Over a decade ago, I asked David Lim, grandson of the late Tan Chin Siah, founder of the Hock Lam Beef Noodle empire, why not offer a dry version at his Empress Place beef noodle stall. Proudly and loudly he delivered a “I am Teochew this is what we sold all along and my grandfather would never allow me to sell it nor did he!”, so it was off to Hainan a few years later for a makan expedition to Sanya. I had Hainan Fen, so similar to and at once I knew the origins of our gooey style beef noodle. It came with a very soft and slurpy beehoon with a thick meat sauce that was enlivened with sour vegetables, peanuts and bamboo shoots with some meat. So it was a pleasant surprise when I came across this unassuming little stall that offered Hainan Fen (or noodles) from 2 petite Hainanese ladies with the same modern migrant food story “for the longest time, we could not find authentic Hainan fen here, so we made the decision and here we are”, owner Ms Zhang Yan tells me why. She operates the stall with her sister Zhang Ya. Both who now calls Singapore home.
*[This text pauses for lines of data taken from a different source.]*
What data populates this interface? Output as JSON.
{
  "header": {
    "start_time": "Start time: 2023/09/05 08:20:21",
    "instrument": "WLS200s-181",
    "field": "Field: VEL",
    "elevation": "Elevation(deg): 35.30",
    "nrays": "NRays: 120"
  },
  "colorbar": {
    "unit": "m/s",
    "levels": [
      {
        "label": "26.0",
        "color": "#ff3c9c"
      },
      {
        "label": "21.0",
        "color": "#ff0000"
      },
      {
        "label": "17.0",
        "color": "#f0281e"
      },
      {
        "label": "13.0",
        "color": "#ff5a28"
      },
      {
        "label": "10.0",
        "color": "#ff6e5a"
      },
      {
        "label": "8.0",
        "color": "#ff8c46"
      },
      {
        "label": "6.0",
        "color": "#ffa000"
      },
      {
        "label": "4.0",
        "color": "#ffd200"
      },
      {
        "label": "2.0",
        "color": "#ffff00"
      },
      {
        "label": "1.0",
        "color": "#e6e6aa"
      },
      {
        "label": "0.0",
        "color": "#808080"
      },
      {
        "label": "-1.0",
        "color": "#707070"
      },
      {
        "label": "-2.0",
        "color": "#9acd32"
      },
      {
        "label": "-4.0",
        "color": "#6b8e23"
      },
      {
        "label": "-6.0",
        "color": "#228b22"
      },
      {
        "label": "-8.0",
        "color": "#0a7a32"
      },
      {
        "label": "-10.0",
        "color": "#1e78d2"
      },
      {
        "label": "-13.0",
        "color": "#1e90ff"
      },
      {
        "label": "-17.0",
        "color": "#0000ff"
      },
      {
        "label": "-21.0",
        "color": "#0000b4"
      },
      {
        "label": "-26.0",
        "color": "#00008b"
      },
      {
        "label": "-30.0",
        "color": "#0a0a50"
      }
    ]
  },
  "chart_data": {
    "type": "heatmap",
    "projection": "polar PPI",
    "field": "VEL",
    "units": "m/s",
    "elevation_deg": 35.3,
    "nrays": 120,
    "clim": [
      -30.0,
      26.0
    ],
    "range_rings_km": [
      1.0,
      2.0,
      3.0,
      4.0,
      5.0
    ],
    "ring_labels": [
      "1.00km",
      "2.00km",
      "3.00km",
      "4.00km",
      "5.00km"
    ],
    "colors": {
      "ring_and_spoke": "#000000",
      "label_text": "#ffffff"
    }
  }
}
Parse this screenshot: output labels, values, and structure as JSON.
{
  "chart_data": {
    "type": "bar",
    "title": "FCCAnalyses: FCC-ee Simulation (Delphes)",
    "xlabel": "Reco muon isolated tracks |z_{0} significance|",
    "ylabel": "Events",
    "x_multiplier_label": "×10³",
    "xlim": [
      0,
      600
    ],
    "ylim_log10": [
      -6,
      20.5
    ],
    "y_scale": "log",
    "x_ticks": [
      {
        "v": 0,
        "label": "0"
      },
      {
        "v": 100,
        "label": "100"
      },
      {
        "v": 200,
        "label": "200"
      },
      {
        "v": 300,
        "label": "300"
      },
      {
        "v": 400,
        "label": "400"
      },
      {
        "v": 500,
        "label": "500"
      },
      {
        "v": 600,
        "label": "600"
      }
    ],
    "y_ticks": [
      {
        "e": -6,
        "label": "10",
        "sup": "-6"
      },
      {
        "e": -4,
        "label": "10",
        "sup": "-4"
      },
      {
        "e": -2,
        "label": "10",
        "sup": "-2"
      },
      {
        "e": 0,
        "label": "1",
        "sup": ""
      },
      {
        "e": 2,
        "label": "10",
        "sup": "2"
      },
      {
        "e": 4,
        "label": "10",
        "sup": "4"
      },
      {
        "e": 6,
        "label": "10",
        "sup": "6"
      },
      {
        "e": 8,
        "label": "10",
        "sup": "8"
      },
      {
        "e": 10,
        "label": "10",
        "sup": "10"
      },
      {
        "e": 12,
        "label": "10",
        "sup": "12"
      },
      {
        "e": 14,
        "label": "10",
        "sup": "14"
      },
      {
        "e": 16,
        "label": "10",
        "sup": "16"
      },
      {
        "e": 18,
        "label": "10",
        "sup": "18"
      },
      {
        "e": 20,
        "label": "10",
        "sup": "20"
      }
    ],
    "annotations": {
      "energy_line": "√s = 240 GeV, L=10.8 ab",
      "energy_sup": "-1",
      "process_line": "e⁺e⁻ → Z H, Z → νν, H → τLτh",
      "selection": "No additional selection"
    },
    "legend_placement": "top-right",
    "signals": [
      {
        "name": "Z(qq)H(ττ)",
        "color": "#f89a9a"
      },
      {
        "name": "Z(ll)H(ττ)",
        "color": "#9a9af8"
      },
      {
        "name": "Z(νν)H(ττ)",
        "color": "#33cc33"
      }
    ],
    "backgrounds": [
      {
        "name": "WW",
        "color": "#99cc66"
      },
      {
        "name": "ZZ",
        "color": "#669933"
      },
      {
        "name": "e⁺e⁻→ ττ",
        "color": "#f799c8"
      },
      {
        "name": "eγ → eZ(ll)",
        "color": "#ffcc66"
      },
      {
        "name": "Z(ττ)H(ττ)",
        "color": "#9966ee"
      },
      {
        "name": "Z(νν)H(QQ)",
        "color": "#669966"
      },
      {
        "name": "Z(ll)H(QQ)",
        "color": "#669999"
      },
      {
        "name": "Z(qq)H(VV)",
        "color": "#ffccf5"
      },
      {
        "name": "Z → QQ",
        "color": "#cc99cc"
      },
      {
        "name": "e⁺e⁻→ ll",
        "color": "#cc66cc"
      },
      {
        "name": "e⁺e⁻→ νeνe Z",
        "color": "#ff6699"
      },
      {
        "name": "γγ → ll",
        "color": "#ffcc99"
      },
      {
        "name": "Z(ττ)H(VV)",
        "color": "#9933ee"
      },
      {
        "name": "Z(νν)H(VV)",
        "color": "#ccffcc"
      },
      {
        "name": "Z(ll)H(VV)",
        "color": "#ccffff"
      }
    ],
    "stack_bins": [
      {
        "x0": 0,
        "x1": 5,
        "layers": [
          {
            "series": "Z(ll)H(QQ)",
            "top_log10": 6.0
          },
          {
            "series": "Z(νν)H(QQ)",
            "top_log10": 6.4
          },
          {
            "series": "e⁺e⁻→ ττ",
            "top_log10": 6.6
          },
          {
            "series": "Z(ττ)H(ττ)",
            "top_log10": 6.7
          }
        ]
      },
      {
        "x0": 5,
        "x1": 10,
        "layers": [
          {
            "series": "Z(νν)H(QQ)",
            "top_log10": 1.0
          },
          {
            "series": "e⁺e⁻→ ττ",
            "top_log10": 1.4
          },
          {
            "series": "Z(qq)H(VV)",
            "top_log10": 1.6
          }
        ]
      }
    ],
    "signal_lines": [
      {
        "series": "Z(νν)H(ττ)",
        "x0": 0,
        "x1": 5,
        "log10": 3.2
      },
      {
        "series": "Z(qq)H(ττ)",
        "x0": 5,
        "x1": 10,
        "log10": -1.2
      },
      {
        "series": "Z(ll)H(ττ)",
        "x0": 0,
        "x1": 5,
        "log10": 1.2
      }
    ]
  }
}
The signature Hainanese Fun ($3.50 for pork and $4 for beef) is like I remembered in Sanya. It was not overly beefy, with a touch of sweetness from the vegetables used in the stock, yet was infused with some prawn paste for that umami back taste in the stock base. The bamboo shoots and peanuts gave it extra texture and flavour. Great for folks who find the usual beef noodles too.. beefy!. My only beef was that she should’ve place more salted vegetables on to sharpen the flavours, and a “just ask next time” was her reply. She uses the thinner laksa beehoon and tasted like but was not as slurpy soft like in Sanya. “It’ll be too expensive for the old folks heartland crowd if I imported it.” Zhang Yan laments. The cold or room temperature Hainan Pickle Fun (from $3.50) came “drier” with less sauce and a “wheatier” noodle. The sauce and toppings was basically similar but when I folded a spoon of the freshly blended garlic chilli over, whoaah, the skies opened. The spiciness spiked down and lent such a nice touch to the meaty sauce. She uses the thinner laksa beehoon and tasted like but was not as slurpy soft like in her hometown, “It’ll be too expensive for the older budget customers if I imported it.” Zhang Yan laments. My third bowl was the Beef Brisket and Pickle Cabbage rendition and this came a notch beefier (using a different stock base). It again came with the gooey sauce and was topped with beef tripe, pickle cabbage, brisket and bamboo shoots. The two sourish vegetables atop gave this a very refreshing touch to the usual same old Hainan beef noodle.
I think, despite the budget conscious, there will be folks who are willing to pay that bit extra to have it with the real Hainan beehoon. There are those who eat and those who appreciate and both should be catered to.